AD Join needed for Jamf Pro (Windows) server in DMZ

New Contributor

Hi. I'm brand new to the world of Jamf and am currently looking through the setup requirements in order to get Jamf Pro running on-premise at our workplace (hosted on a Windows Server). I believe that under a basic architecture you would have the Jamf Pro server sitting in your DMZ (in order to be reachable from Apple Macbooks within the office, and outside of the office).
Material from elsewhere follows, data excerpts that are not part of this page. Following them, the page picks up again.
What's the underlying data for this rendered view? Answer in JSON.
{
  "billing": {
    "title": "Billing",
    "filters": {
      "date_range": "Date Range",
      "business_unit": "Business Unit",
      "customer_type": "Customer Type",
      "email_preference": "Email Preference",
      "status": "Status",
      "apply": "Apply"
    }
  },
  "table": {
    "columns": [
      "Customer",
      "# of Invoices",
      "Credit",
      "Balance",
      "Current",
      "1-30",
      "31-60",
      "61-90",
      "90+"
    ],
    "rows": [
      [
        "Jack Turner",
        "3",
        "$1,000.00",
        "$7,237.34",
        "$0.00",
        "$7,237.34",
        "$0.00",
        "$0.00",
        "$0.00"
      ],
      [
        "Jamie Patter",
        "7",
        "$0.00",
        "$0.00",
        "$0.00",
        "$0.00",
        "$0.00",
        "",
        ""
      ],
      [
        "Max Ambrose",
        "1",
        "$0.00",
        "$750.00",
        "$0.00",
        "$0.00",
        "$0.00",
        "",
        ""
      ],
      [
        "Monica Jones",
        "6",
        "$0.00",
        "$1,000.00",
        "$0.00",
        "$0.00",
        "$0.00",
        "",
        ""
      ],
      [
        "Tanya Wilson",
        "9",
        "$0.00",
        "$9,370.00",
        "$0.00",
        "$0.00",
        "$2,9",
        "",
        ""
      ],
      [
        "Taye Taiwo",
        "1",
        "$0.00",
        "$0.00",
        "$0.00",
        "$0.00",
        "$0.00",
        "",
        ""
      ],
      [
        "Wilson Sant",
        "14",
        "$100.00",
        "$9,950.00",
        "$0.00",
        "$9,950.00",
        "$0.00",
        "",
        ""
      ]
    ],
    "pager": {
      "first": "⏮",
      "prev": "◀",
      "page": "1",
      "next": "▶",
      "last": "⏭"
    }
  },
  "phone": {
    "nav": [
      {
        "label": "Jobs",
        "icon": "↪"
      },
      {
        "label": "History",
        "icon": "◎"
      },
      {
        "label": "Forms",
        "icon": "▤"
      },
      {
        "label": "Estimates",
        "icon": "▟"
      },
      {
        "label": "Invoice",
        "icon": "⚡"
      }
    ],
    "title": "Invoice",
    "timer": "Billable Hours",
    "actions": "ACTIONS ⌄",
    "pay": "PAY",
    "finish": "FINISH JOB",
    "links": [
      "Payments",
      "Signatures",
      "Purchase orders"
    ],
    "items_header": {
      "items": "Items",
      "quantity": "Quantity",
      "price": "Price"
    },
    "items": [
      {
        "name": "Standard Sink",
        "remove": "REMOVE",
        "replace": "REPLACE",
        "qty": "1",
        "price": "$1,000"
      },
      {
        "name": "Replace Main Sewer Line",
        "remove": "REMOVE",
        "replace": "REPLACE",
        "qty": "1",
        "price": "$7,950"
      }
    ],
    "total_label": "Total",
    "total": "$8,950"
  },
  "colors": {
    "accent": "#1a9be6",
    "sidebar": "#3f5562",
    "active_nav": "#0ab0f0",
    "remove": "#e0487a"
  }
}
In that scenario would there be a need for that server to be Joined to Active Directory ?


Valued Contributor

@wdeguara How many devices will be enrolled? Would it be possible to open port 8443 for Jamf Pro? Then you could avoid the DMZ. If you do need the DMZ, my guess is the internal Jamf Pro server (not in the DMZ) would talk with AD and that would be replicated to your DMZ Jamf Prokjust a guess not positive.

Valued Contributor II

you do not need to join your DMZ JSS to the domain assuming you use a local account with Admin rights to the box.

Contributor III

If your goal is to run a JSS for both internal and external Mac clients. I don't believe having them domain bound is strictly required on the systems as long as you have a local admin

I would add architecturally It's typically best practice to run your "Main JSS" internally, and have a "limited access JSS" working as a proxy in your DMZ. It does mean it requires two servers. Which may not be ideal for some but from a ITSec perspective the right way to go.